Activism is Art in that the best activism, like much of Great Art, is grounded in honest storytelling by artists/activists.
Reading “The Migration Diary of Hala Almasi” by Amit Majmudar posted by JNaz prompted me to write about a recent experience I had as good friends were frantic to get their team out of Afghanistan. Sam and Laurie head up a PSU organization they founded called World in Conversation. Sam teaches a sociology class on race and ethnicity at PSU to about 800 students—all in one room! Sam called and suggested I watch his class via the computer right after the Kabul attack on the airport. He zoomed in four guests (friends) to his live class of 800 students—two men instrumental in getting folks out of Afghanistan, a young woman who heads up one of Sam and Laurie’s international World in Conversation teams (the young woman is not in Afghanistan) and who is also a dear friend and colleague of the fourth guest, a young husband and father of two young children who opted to stay in Afghanistan to care for his mother even though he and his family are in danger (the rest of the World In Conversation Team got out). The man who stayed teaches computer science to women, and the school has been shut down by the Taliban. Sam’s class was very moving. Sam and all the guests were near tears several times—as was I. They all talked about the horrors of folks trying to get to the airport for flights and the moral dilemma of choosing. A young family with two infants and a 70 year old parent that one of the guests is still trying to help had to leave the East Gate because they were shot at and in a ditch hiding for hours. They managed to get back to the gate and were wading through sewage water, but finally the children had to be taken somewhere safe—they were too exhausted to stay. They are in hiding now. If they would have stayed in the crowd they would have been where the bombs went off. I don’t know the family’s fate.

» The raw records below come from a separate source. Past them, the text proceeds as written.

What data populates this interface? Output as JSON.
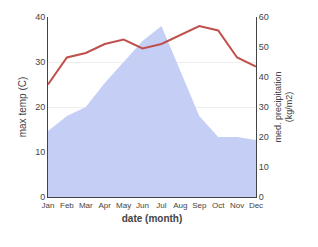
{
  "chart_data": {
    "type": "line",
    "xlabel": "date (month)",
    "ylabel": "max temp (C)",
    "y2label": "med. precipitation\n(kg/m2)",
    "categories": [
      "Jan",
      "Feb",
      "Mar",
      "Apr",
      "May",
      "Jun",
      "Jul",
      "Aug",
      "Sep",
      "Oct",
      "Nov",
      "Dec"
    ],
    "series": [
      {
        "type": "area",
        "axis": "y2",
        "color": "#c5cff5",
        "values": [
          22,
          27,
          30,
          38,
          45,
          52,
          57,
          42,
          27,
          20,
          20,
          19
        ]
      },
      {
        "type": "line",
        "color": "#c0504d",
        "values": [
          25,
          31,
          32,
          34,
          35,
          33,
          34,
          36,
          38,
          37,
          31,
          29
        ]
      }
    ],
    "ylim": [
      0,
      40
    ],
    "yticks": [
      0,
      10,
      20,
      30,
      40
    ],
    "y2lim": [
      0,
      60
    ],
    "y2ticks": [
      0,
      10,
      20,
      30,
      40,
      50,
      60
    ],
    "grid": true
  }
}
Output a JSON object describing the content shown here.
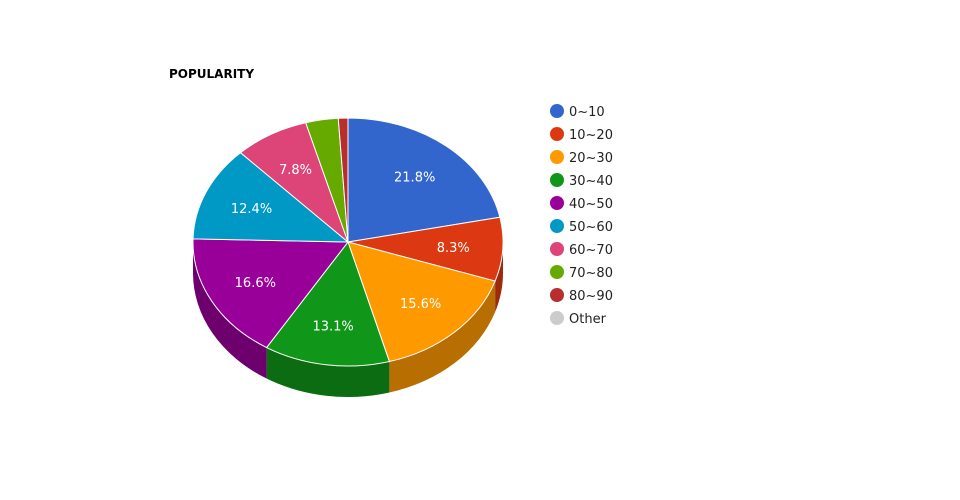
{
  "chart_data": {
    "type": "pie",
    "title": "POPULARITY",
    "legend_position": "right",
    "slices": [
      {
        "label": "0~10",
        "value": 21.8,
        "display": "21.8%",
        "color": "#3366cc"
      },
      {
        "label": "10~20",
        "value": 8.3,
        "display": "8.3%",
        "color": "#dc3912"
      },
      {
        "label": "20~30",
        "value": 15.6,
        "display": "15.6%",
        "color": "#ff9900"
      },
      {
        "label": "30~40",
        "value": 13.1,
        "display": "13.1%",
        "color": "#109618"
      },
      {
        "label": "40~50",
        "value": 16.6,
        "display": "16.6%",
        "color": "#990099"
      },
      {
        "label": "50~60",
        "value": 12.4,
        "display": "12.4%",
        "color": "#0099c6"
      },
      {
        "label": "60~70",
        "value": 7.8,
        "display": "7.8%",
        "color": "#dd4477"
      },
      {
        "label": "70~80",
        "value": 3.4,
        "display": "",
        "color": "#66aa00"
      },
      {
        "label": "80~90",
        "value": 1.0,
        "display": "",
        "color": "#b82e2e"
      },
      {
        "label": "Other",
        "value": 0.0,
        "display": "",
        "color": "#cccccc"
      }
    ]
  }
}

I also met Basim and Azmat Kahn in Sam’s class; Basim was featured in a Sunday NYT Magazine cover story by Azmat Kahn (https://www.nytimes.com/interactive/2017/11/16/magazine/uncounted-civilian-casualties-iraq-airstrikes.html). His home was accidentally bombed in Iraq due to inaccurate U.S. intelligence. Sam also brought Basim to my home, and I met him personally. He is an extraordinary person.
My friendship with Sam and Laurie and the personal stories I heard firsthand from their friends created connections that make the headlines very real to me, as does Amit Majmudar’s powerful and personal poem. Both the poem and the stories take mental, emotional, and spiritual energy to process. I found I had to respond and discovered two groups to support: World Without War and No One Left Behind.
Here are links to replays of the above classes and a link to a Ford Foundation conversation with Azmat and Basim.
Basim and Azmat Kahn in a Ford Foundation conversation: https://www.youtube.com/watch?v=-2mtfSeLcxE
Moving Art and Activist Movements for Peace and Justice are soul mates at their common core.